One of the interesting sights at Delphi was the Omphalos, Greek for navel, a four foot high hollow stone with a carving of a knotted net covering its surface. According to legend, Zeus sent two eagles flying across the earth to meet at the center, or navel, of the world. The Omphalos was said to allow direct communications with the gods, and may have been made hollow to channel intoxicating vapors from below ground that the oracle (a priestess) would breathe in and interpret for pilgrims coming to Delphi for guidance. It is probably not coincidence that there is another omphalos in the Church of the Holy Sepulchre in Jerusalem that was said to be the foundation on which the Ark was placed when God revealed himself to his people. It was also called the navel of the world, and as the tradition developed during the Hellenistic period after the Omphalos of Delphi was already in use, was probably an attempt to copy and compete with its Greek version.
Because of the historic spirituality of the entire Delphi site, Suzanne suggested that everyone take time to meditate near the Temple of Apollo and consult the Oracle, which she reminded them, is actually inside all of us. She personally received a surprising and meaningful answer to the question she asked.
The most impressive statue in Delphi’s museum is this life-size bronze charioteer in almost perfect condition. Part of a set of six horses, a chariot, and two grooms, it was erected in 478 BC by Polyzalus, the tyrant of Gela, a Greek colony in Sicily, to celebrate the victory of his chariot team in the Pythian games (like the Olympic games, held every 4 or 8 years). (What if NFL team owners commissioned bronze statues to celebrate their Superbowl victories; that would certainly help our sculptors…)
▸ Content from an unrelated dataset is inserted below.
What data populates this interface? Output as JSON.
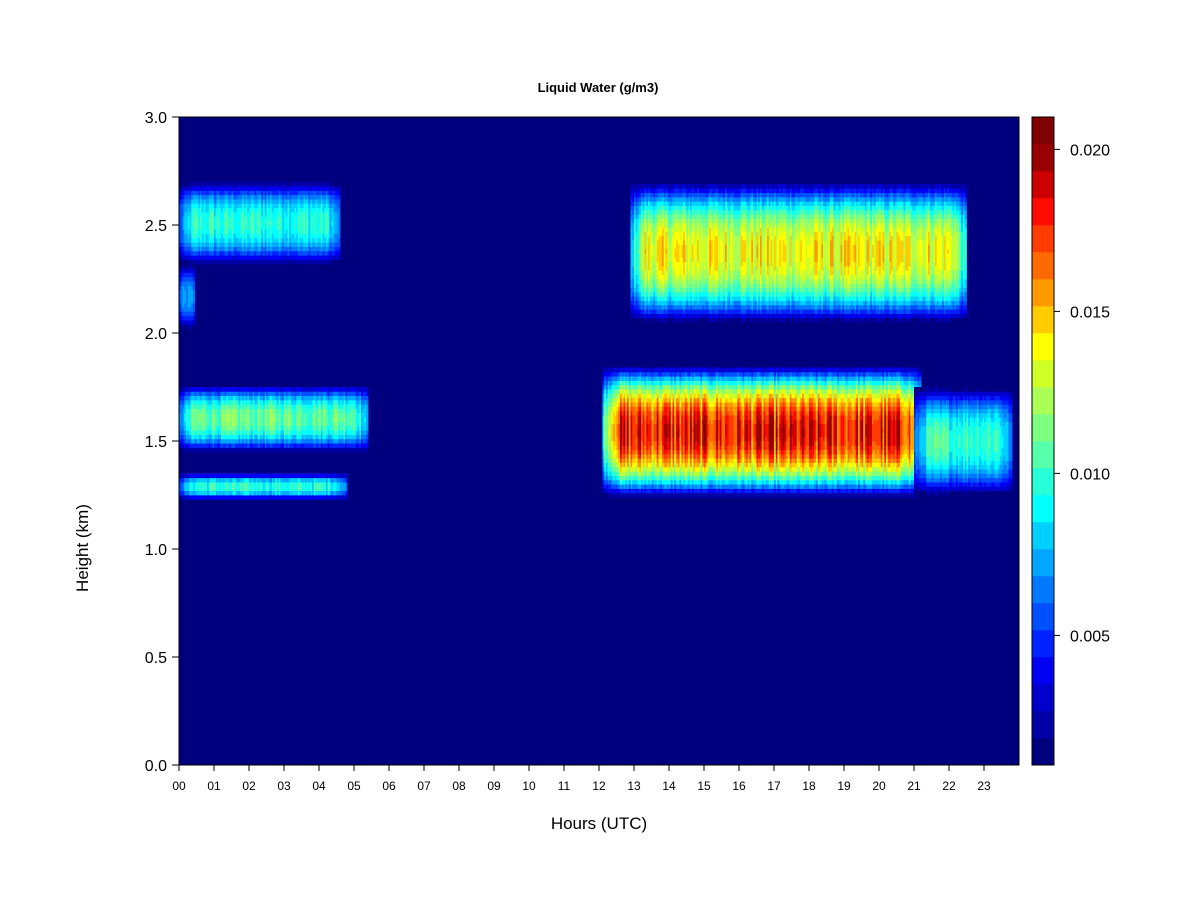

Okay, enough history… we also had time to explore modern Delphi and a nearby town, Arochova. It is near a ski and snowboarding center on Mount Parnassus, and is relatively modern, with lots of shops and restaurants. The architecture is quite stunning, with houses built in terrace fashion up the steep mountainside.
The streets here are quite narrow, and traffic jams can be, well, interesting; this lady on her ATV may not be familiar with the mariner’s Law of Gross Tonnage, but is surely at a disadvantage with the approaching tour bus… speaking of buses, Suzanne and I joked about bringing our motor coach over here and touring Europe. I can’t imagine the stress of trying to fit it down streets originally designed only for walking, or maybe an occasional oxcart. And don’t even think about the $9.00/gallon diesel fuel prices.
This wood products shop was one of my favorites. I thought about buying a neat wooden slingshot, but realized that the TSA officers might frown on any hand-held weapons in my luggage.
We had a great group dinner in Delphi. These photos prove that this was a happy, fun group, even before the raki (also known as arrack, a raw, hard liquor distilled from anise or grapeseed) and retsina (Greek wine made with pine sap; it tastes a bit like turpentine) started flowing… the food was much tastier than the drinks.